So we see the element of surprise must be combined with the element of appropriate inappropriateness to gain the desired result.
In this story expectation is aroused for a human tragedy. The incongruity and disappointment make its humor.
As Mr. Caveman was gnawing at a bone in his cave one morning, Mrs. Caveman rushed in, exclaiming, “Quick! get your club! Oh, quick!”
“What’s the matter?” growled Mr. Caveman.
“A sabre-toothed tiger is chasing mother!” gasped his wife.
Mr. Caveman uttered an expression of annoyance.
“And what the deuce do I care,” he said, “what happens to a sabre-toothed tiger?”
It must be admitted that a hard and fast line cannot be drawn between the two theories given us by the Greek philosophers.
Cicero subscribed to the Derision theory, and said the ridiculous rested on a certain meanness and deformity, and a joke to be pleasing must be on somebody.
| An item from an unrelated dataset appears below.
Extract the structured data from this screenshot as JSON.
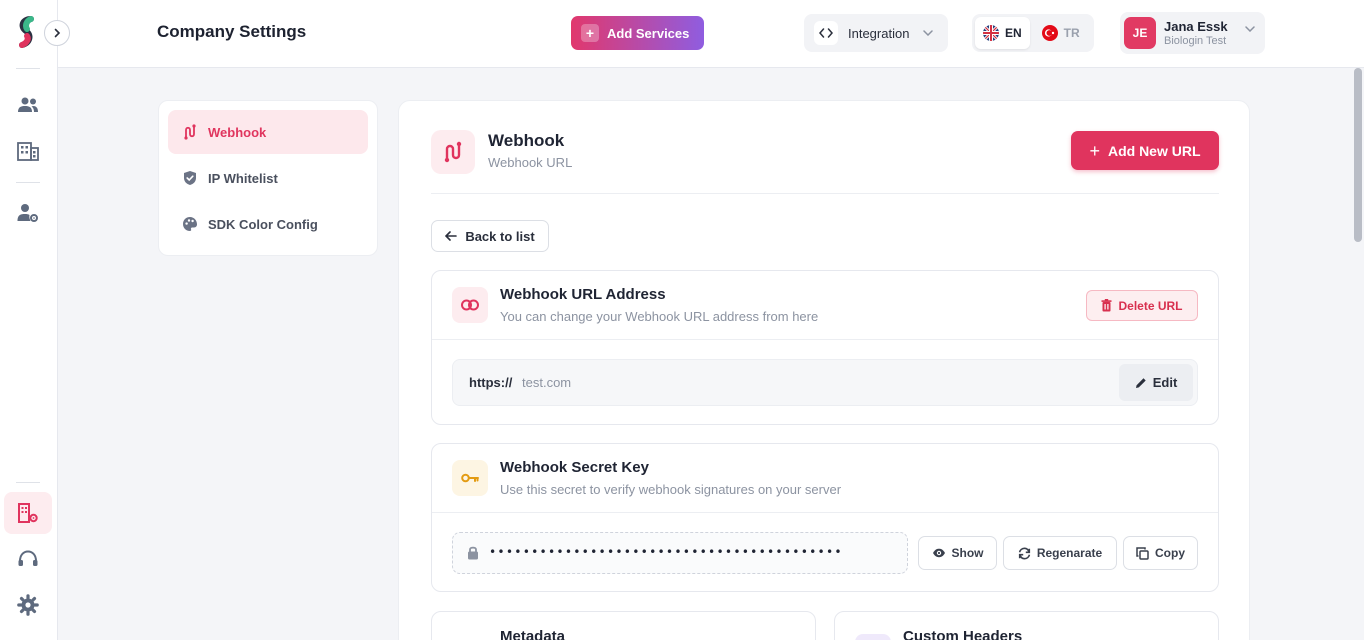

But he declared, also, that the most eminent kind of the ridiculous is that in which we expect to hear one thing and hear another said.
Several other Greek and Roman philosophers tackled the subject without adding anything of importance, and some of them, as well as later writers declared that the comic could never be defined, but is to be appreciated only by taste and natural discernment; while many moderns agree that all theories are inadequate and contradictory, however useful they may be for convenience in discussion.